Natürliche Methoden sind zudem flexibel. Entscheidet man sich im nächsten Jahr, die Gartengestaltung zu ändern, ist das Versetzen eines Kiesweges unvergleichlich einfacher als die Folgen jahrelangen Einsatzes starker Herbizide zu beheben. Weder kochendes Wasser noch die Bürste hinterlassen Spuren im Boden. Niederländische Ökologen weisen darauf hin, dass die Rückstandswirkung von Glyphosat das mikrobielle Leben im Boden noch drei Jahre nach der Anwendung beeinflussen kann.

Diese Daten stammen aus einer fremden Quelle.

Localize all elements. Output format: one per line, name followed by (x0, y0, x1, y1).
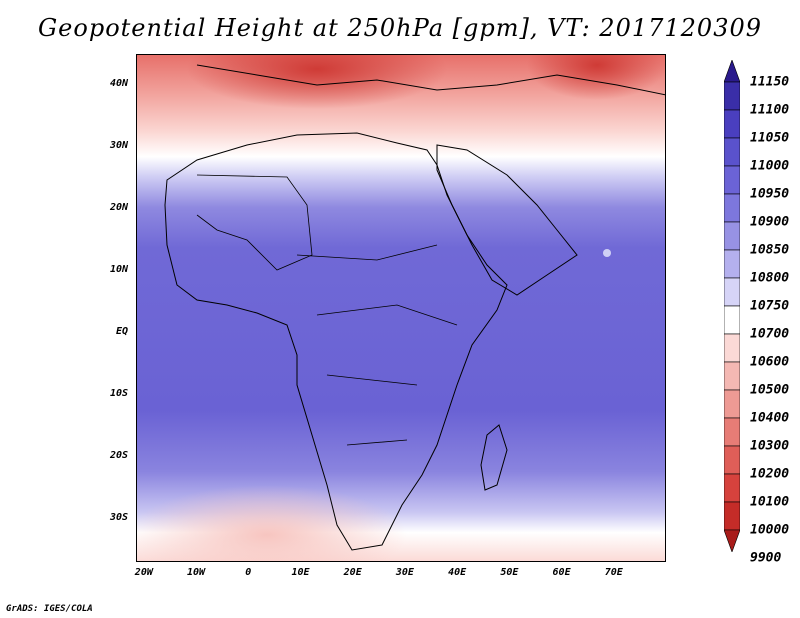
colorbar-tick-label: 10700 (750, 326, 790, 342)
colorbar-segment (724, 417, 740, 447)
colorbar-tick-label: 10900 (750, 214, 790, 230)
colorbar-segment (724, 165, 740, 195)
lon-tick-label: 10W (187, 567, 206, 578)
colorbar-segment (724, 109, 740, 139)
colorbar-tick-label: 10400 (750, 410, 790, 426)
colorbar-segment (724, 81, 740, 111)
lat-tick-label: 10S (109, 387, 128, 399)
colorbar-segment (724, 221, 740, 251)
colorbar-tick-label: 11000 (750, 158, 790, 174)
colorbar-segment (724, 445, 740, 475)
colorbar-segment (724, 249, 740, 279)
lon-tick-label: 0 (245, 567, 252, 578)
europe-coast (196, 64, 665, 96)
colorbar-tick-label: 9900 (750, 550, 782, 566)
colorbar-bottom-arrow (724, 529, 740, 552)
colorbar-tick-label: 10750 (750, 298, 790, 314)
lon-tick-label: 70E (604, 567, 623, 578)
colorbar-segment (724, 193, 740, 223)
lon-tick-label: 40E (448, 567, 467, 578)
map-canvas (137, 55, 665, 561)
map-plot (136, 54, 666, 562)
footer-credit: GrADS: IGES/COLA (6, 604, 93, 614)
colorbar-segment (724, 389, 740, 419)
colorbar-segment (724, 361, 740, 391)
colorbar-tick-label: 10300 (750, 438, 790, 454)
high-center-south (137, 485, 407, 561)
lon-tick-label: 50E (500, 567, 519, 578)
colorbar-tick-label: 10600 (750, 354, 790, 370)
colorbar-tick-label: 11100 (750, 102, 790, 118)
colorbar-tick-label: 10850 (750, 242, 790, 258)
inner-borders (296, 244, 458, 446)
colorbar-tick-label: 10200 (750, 466, 790, 482)
lon-tick-label: 20E (343, 567, 362, 578)
colorbar-tick-label: 10000 (750, 522, 790, 538)
colorbar-tick-label: 11150 (750, 74, 790, 90)
lon-tick-label: 60E (552, 567, 571, 578)
lat-tick-label: 30N (109, 139, 128, 151)
lon-tick-label: 10E (291, 567, 310, 578)
high-center-northeast (527, 55, 665, 100)
colorbar-tick-label: 10100 (750, 494, 790, 510)
lat-tick-label: 30S (109, 511, 128, 523)
colorbar-tick-label: 10950 (750, 186, 790, 202)
colorbar-top-arrow (724, 60, 740, 83)
colorbar-tick-label: 10500 (750, 382, 790, 398)
africa-outline (164, 132, 508, 551)
colorbar-segment (724, 305, 740, 335)
lat-tick-label: 10N (109, 263, 128, 275)
lon-tick-label: 30E (395, 567, 414, 578)
country-borders (196, 174, 313, 271)
field-background (137, 55, 665, 561)
madagascar-outline (480, 424, 508, 491)
high-center-north (187, 55, 447, 109)
island-marker (603, 249, 611, 257)
lat-tick-label: 40N (109, 77, 128, 89)
page-title: Geopotential Height at 250hPa [gpm], VT:… (38, 14, 762, 42)
colorbar-segment (724, 277, 740, 307)
colorbar-segment (724, 501, 740, 531)
lat-tick-label: EQ (115, 325, 128, 337)
lon-tick-label: 20W (134, 567, 153, 578)
colorbar-segment (724, 333, 740, 363)
lat-tick-label: 20N (109, 201, 128, 213)
colorbar-tick-label: 11050 (750, 130, 790, 146)
colorbar-segment (724, 473, 740, 503)
colorbar (724, 60, 740, 552)
colorbar-segment (724, 137, 740, 167)
arabia-outline (436, 144, 578, 296)
lat-tick-label: 20S (109, 449, 128, 461)
colorbar-tick-label: 10800 (750, 270, 790, 286)
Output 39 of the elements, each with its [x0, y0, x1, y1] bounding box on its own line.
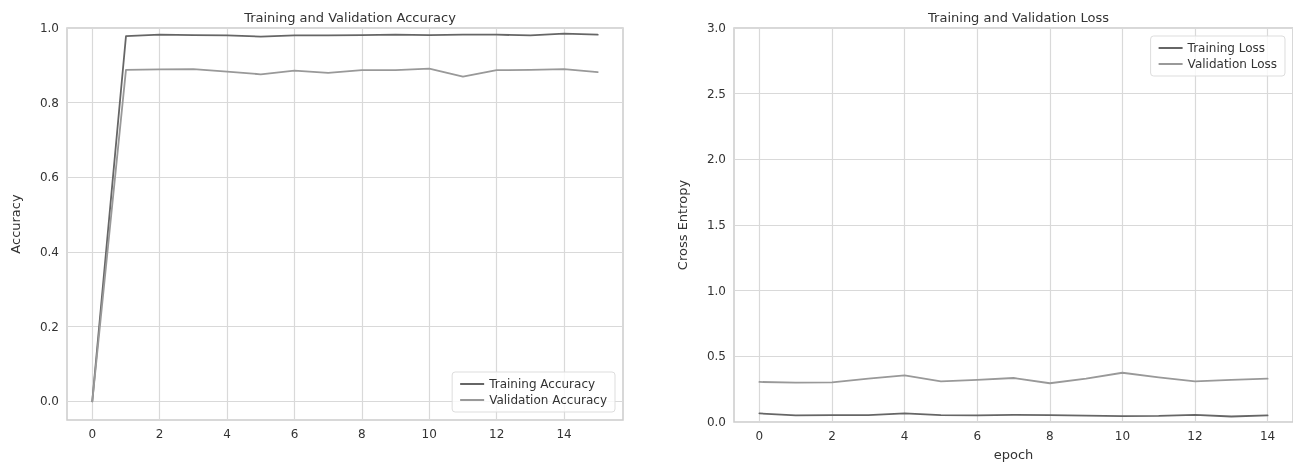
- y-tick-label: 0.2: [39, 319, 59, 334]
- y-tick-label: 2.0: [706, 152, 726, 167]
- chart-title: Training and Validation Loss: [927, 10, 1110, 25]
- x-tick-label: 8: [358, 427, 366, 441]
- x-tick-label: 6: [290, 427, 299, 441]
- y-tick-label: 1.0: [706, 283, 726, 298]
- legend-label: Training Loss: [1186, 41, 1266, 55]
- x-tick-label: 14: [556, 427, 572, 441]
- x-axis-title: epoch: [993, 447, 1034, 462]
- y-tick-label: 0.4: [39, 245, 59, 259]
- y-tick-label: 0.5: [706, 349, 726, 364]
- x-tick-label: 0: [755, 429, 764, 443]
- line-series: [758, 371, 1269, 385]
- x-tick-label: 12: [489, 427, 505, 441]
- x-tick-label: 2: [828, 429, 836, 443]
- y-tick-label: 0.0: [39, 394, 59, 409]
- y-tick-label: 1.5: [706, 218, 726, 232]
- chart-title: Training and Validation Accuracy: [243, 10, 457, 25]
- x-tick-label: 14: [1259, 429, 1276, 443]
- x-tick-label: 10: [421, 427, 437, 441]
- x-tick-label: 8: [1045, 429, 1054, 443]
- legend-label: Training Accuracy: [488, 377, 596, 391]
- y-axis-title: Cross Entropy: [675, 179, 690, 271]
- y-tick-label: 1.0: [39, 21, 59, 35]
- y-tick-label: 2.5: [706, 86, 726, 101]
- x-tick-label: 4: [223, 427, 231, 441]
- y-tick-label: 0.0: [706, 415, 726, 429]
- x-tick-label: 10: [1114, 429, 1131, 443]
- y-tick-label: 0.6: [39, 170, 59, 185]
- x-tick-label: 0: [88, 427, 97, 441]
- x-tick-label: 2: [155, 427, 164, 441]
- legend-label: Validation Loss: [1187, 57, 1277, 71]
- y-tick-label: 0.8: [39, 95, 59, 110]
- x-tick-label: 12: [1187, 429, 1203, 443]
- legend-label: Validation Accuracy: [489, 393, 607, 407]
- y-tick-label: 3.0: [706, 21, 726, 35]
- x-tick-label: 4: [900, 429, 909, 443]
- y-axis-title: Accuracy: [8, 194, 23, 254]
- x-tick-label: 6: [973, 429, 982, 443]
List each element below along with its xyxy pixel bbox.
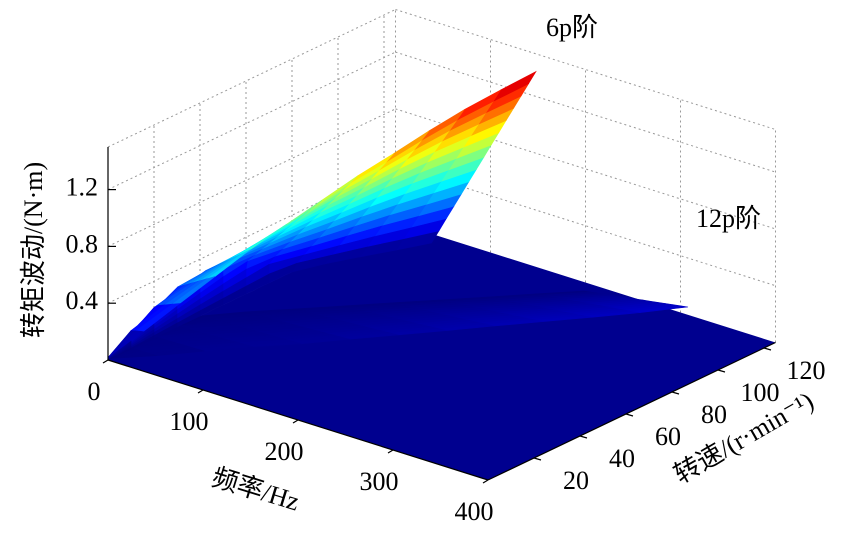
y-tick-label: 60 [655,422,681,451]
tick-mark [763,347,772,351]
y-tick-label: 120 [787,356,826,385]
tick-mark [387,449,394,454]
tick-mark [292,419,299,424]
x-tick-label: 400 [455,497,494,526]
y-tick-label: 80 [701,400,727,429]
tick-mark [102,359,109,364]
series-label: 6p阶 [546,13,598,42]
x-axis-title: 频率/Hz [209,463,303,517]
tick-mark [579,435,588,439]
grid-line [107,108,396,247]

Es lohnt sich außerdem, einzelne niedrige Pflänzchen an den Rändern gelassen zu akzeptieren, sofern sie den Durchgang in keiner Weise einschränken. Kleine Moosflecken oder unauffällige Pflänzchen zwischen den Steinen können dem Weg den Charme eines alten Gartens verleihen — und bei gut geplanter Kiesschicht werden sie sich nie in einen undurchdringlichen Dschungel verwandeln. Haben Sie schon eine eigene bewährte Methode, die noch besser für Sie funktioniert?